Abstract: Joint modeling of longitudinal and survival-time data has been gaining more and more attention in recent years. Many studies collect both longitudinal and survival-time data. Longitudinal, panel, or repeated-measures data record data measured repeatedly at different time points. Survival-time or event history data record times to an event of interest such as death or onset of a disease. The longitudinal and survival-time outcomes are often related and should thus be analyzed jointly. Three types of joint analysis may be considered: 1) evaluation of the effects of time-dependent covariates on the survival time; 2) adjustment for informative dropout in the analysis of longitudinal data; and 3) joint assessment of the effects of baseline covariates on the two types of outcomes. In this presentation, I will provide a brief introduction to the methodology and demonstrate how to perform these three types of joint analysis in Stata.

Abstract: Over the past decades, the discrete choice experiment (DCE) has become a popular tool for investigating individual preferences in several fields. This talk will describe the dcreate command, which creates efficient designs for DCEs using the modified Fedorov algorithm. The algorithm maximizes the D-efficiency of the design based on the covariance matrix of the conditional logit model.

Abstract: Prospective sample-size calculation is an important aspect of study design, as is retrospective power calculation, particularly when statistical significance is not achieved. For comparatively simple hypothesis tests applied to simple experimental designs, these quantities can be calculated using closed-form analytic expressions. However, as designs and models become more complicated, the derivation of power functions becomes difficult, and simulation is often used when analytic approaches become intractable.
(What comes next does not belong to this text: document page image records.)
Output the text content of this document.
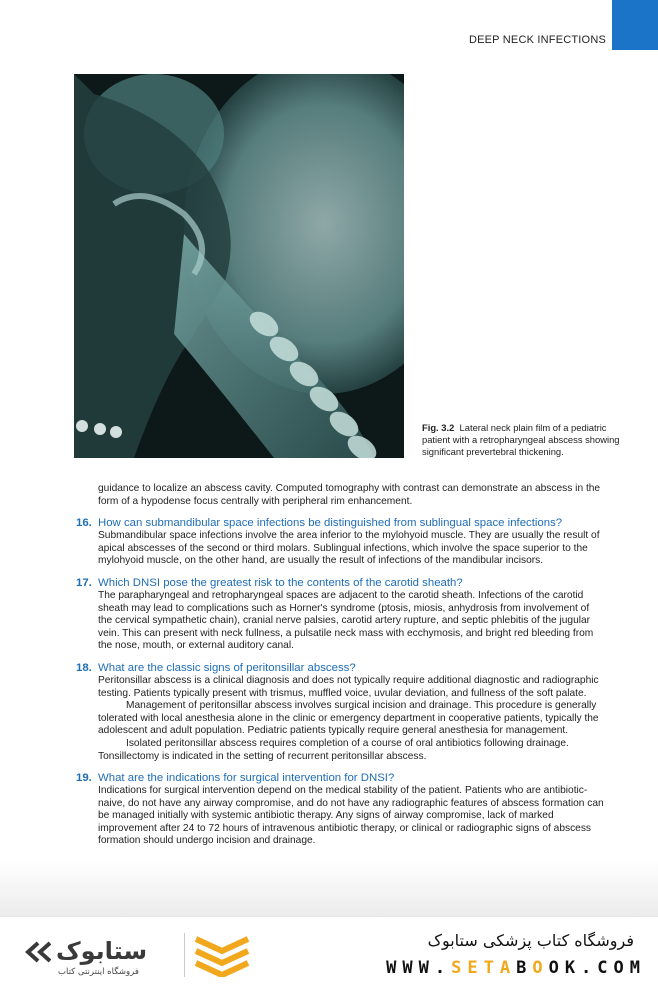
DEEP NECK INFECTIONS
Fig. 3.2 Lateral neck plain film of a pediatric patient with a retropharyngeal abscess showing significant prevertebral thickening.

guidance to localize an abscess cavity. Computed tomography with contrast can demonstrate an abscess in the form of a hypodense focus centrally with peripheral rim enhancement.

16. How can submandibular space infections be distinguished from sublingual space infections?

Submandibular space infections involve the area inferior to the mylohyoid muscle. They are usually the result of apical abscesses of the second or third molars. Sublingual infections, which involve the space superior to the mylohyoid muscle, on the other hand, are usually the result of infections of the mandibular incisors.

17. Which DNSI pose the greatest risk to the contents of the carotid sheath?

The parapharyngeal and retropharyngeal spaces are adjacent to the carotid sheath. Infections of the carotid sheath may lead to complications such as Horner's syndrome (ptosis, miosis, anhydrosis from involvement of the cervical sympathetic chain), cranial nerve palsies, carotid artery rupture, and septic phlebitis of the jugular vein. This can present with neck fullness, a pulsatile neck mass with ecchymosis, and bright red bleeding from the nose, mouth, or external auditory canal.

18. What are the classic signs of peritonsillar abscess?

Peritonsillar abscess is a clinical diagnosis and does not typically require additional diagnostic and radiographic testing. Patients typically present with trismus, muffled voice, uvular deviation, and fullness of the soft palate.

Management of peritonsillar abscess involves surgical incision and drainage. This procedure is generally tolerated with local anesthesia alone in the clinic or emergency department in cooperative patients, typically the adolescent and adult population. Pediatric patients typically require general anesthesia for management.

Isolated peritonsillar abscess requires completion of a course of oral antibiotics following drainage. Tonsillectomy is indicated in the setting of recurrent peritonsillar abscess.

19. What are the indications for surgical intervention for DNSI?

Indications for surgical intervention depend on the medical stability of the patient. Patients who are antibiotic-naive, do not have any airway compromise, and do not have any radiographic features of abscess formation can be managed initially with systemic antibiotic therapy. Any signs of airway compromise, lack of marked improvement after 24 to 72 hours of intravenous antibiotic therapy, or clinical or radiographic signs of abscess formation should undergo incision and drainage.

ستابوک
فروشگاه اینترنتی کتاب
فروشگاه کتاب پزشکی ستابوک
WWW.SETABOOK.COM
This talk will illustrate the use of Stata's simulation capabilities to calculate statistical power for hypothesis tests based on arbitrarily complex statistical models. Once a model is specified as an alternative hypothesis, simulation is typically straightforward, and Stata's ability to capture and accumulate model parameters enables straightforward calculation of statistical power.

Abstract: This presentation will give a brief theoretical background and history of case–cohort studies, which date back to the key publication by Prentice in 1986. Examples of situations when the case–cohort design is useful will be given, in particular, in a register-based setting with total population registers. The case–cohort design will be compared with the nested case–control design, and advantages and disadvantages will be presented. From a case–cohort design, it is possible to estimate the same measures of effects (for example, hazards, hazard ratios, hazard differences) that can be estimated in a standard cohort study, provided that weights are included to account for the oversampling of cases. Hence, in practice, the analysis of a case–cohort study is similar to that of a cohort study (for example, Cox regression, Poisson regression, and flexible parametric models), with the addition of proper weights. Stata code for how to sample a case–cohort study from a cohort study and how to incorporate weights into the analysis will be presented. As an example, I will present a study on the risk for breast cancer following pregnancy using data from the Swedish Multi-Generation Register and the Swedish Cancer Register. In this study, I utilized the case–cohort design to reduce the analytical dataset and to improve computational efficiency.